J’ai relu L’Affamée (Leduc 1974). L’orgasme me traversa comme une bourrasque. « Elle écrivait qu’elle était dans sa ville. » (Leduc 1974, 14) Je me suis regardée dans ces mots comme dans un miroir. J’ai plongé, haletante, dans le déferlement tempétueux de phrases livrées sans pudeur comme des cris. N’avons-nous pas toutes et tous notre Simone de Beauvoir ? Plusieurs Simone se sont succédées au cours de mon existence, me relançant, encore et encore, incendiée, sur la corde raide du désir. De toutes ces femmes qui m’ont faite funambule, je loue aujourd’hui la plus extraordinaire, Saoussan, l’étoile pyromane hissée à la cime de mon imagination.

J’ai touché mon pubis chaud, orné de poils denses. Ma vulve pulsait déjà comme un cœur. Je ne me suis pas aventurée dans la zone de la chair crue.

Ma langue cherchait dans la nuit salée, dans la nuit gluante, sur de la viande fragile. Plus je m’appliquais, plus mes efforts étaient mystérieux. J’ai hésité autour de la perle.

(Leduc 2013, 95)

Elle inventait des paysages. Elle sondait le gouffre. Elle révélait l’intervalle prodigieux du désir, l’intervalle suicidaire : « Je me suis laissée tomber au fond de l’événement. Au téléphone, entre sa voix et la mienne, entre sa bouche et la mienne, il y a la mer. » (Leduc 1974, 41)

Je ne voulais pas de la mer et des voies violentes de l’orgasme. J’errais dans la sécheresse palpitante des poils. Le désir se situait à fleur de sexe, près des grandes lèvres, ces entremetteuses acharnées prêtes à me compromettre en me précipitant dans le plaisir. Du crachin annonçait la fleur écrue de l’orage. Je n’ai pas traversé. Je suis restée sur la rive fantasque du désir. Ce qui s’offrait à mon regard était subjuguant.

Elle arrive. Elle est emmêlée à la nuit, mais elle arrive. Je crée son arrivée. Je la sortirai du ventre de la nuit. Je tends mes mains. Elles reçoivent le brouillard qui est du tulle noir.

(Leduc 1974, 57)

« Elle attendait l’éblouissement d’un visage. »[1] J’inventais des perles d’éjaculat aux parfums harassants d’urine. L’impossible arrivait sur moi, mû par le désastre d’une passion intarissable, avec cette chute de lumière liquide, échevelée.
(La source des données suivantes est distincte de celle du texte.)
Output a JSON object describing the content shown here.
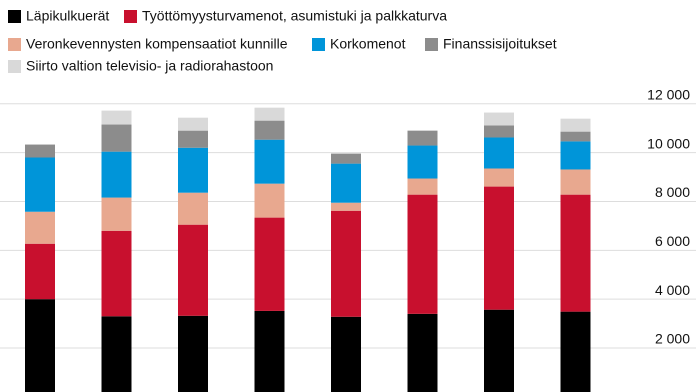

« Le flot de lumière se répandait. Je le recevais comme le reçoit un vitrail. » (Leduc 1974, 183)

Saoussan est belle. Je suis sa courtisane de plusieurs nuits. Un soir, elle prononce les mots de « beauté insurmontable » sur la timidité de mon corps semi-nu et l’auréole. Nous faisons bander la langue. Nous nous solidifions mutuellement pour parer à la destruction du monde extérieur.

Nous devons créer nos tremplins, forger nos élans. Nous nous cognons témérairement au rouge parce que des affamées avant nous ont ouvert la gueule au silence. « Je sais que tu as faim. Taille dans ta chair, avale. » (Leduc 1974, 143) Ce flot charrie nos impétuosités. Jusqu’où pourrons-nous le faire avancer ? Nous tournons le dos à la subtilité. Nous saignons du rouge. Cela ne nous émeut pas. Nous poursuivons notre voie en gravant d’autres sillages dans l’hémorragie.

Nous en étions là du désir, deux femmes se caressant déjà trop du regard : nous l’anéantissions. La nuit s’étalait devant nous comme un corps endormi, rutilante, illuminée. Saoussan : mon amour, mon vertige, mon déluge, ma créative, mon trop-plein, mon indifférente, mes débordements, ma flèche libre…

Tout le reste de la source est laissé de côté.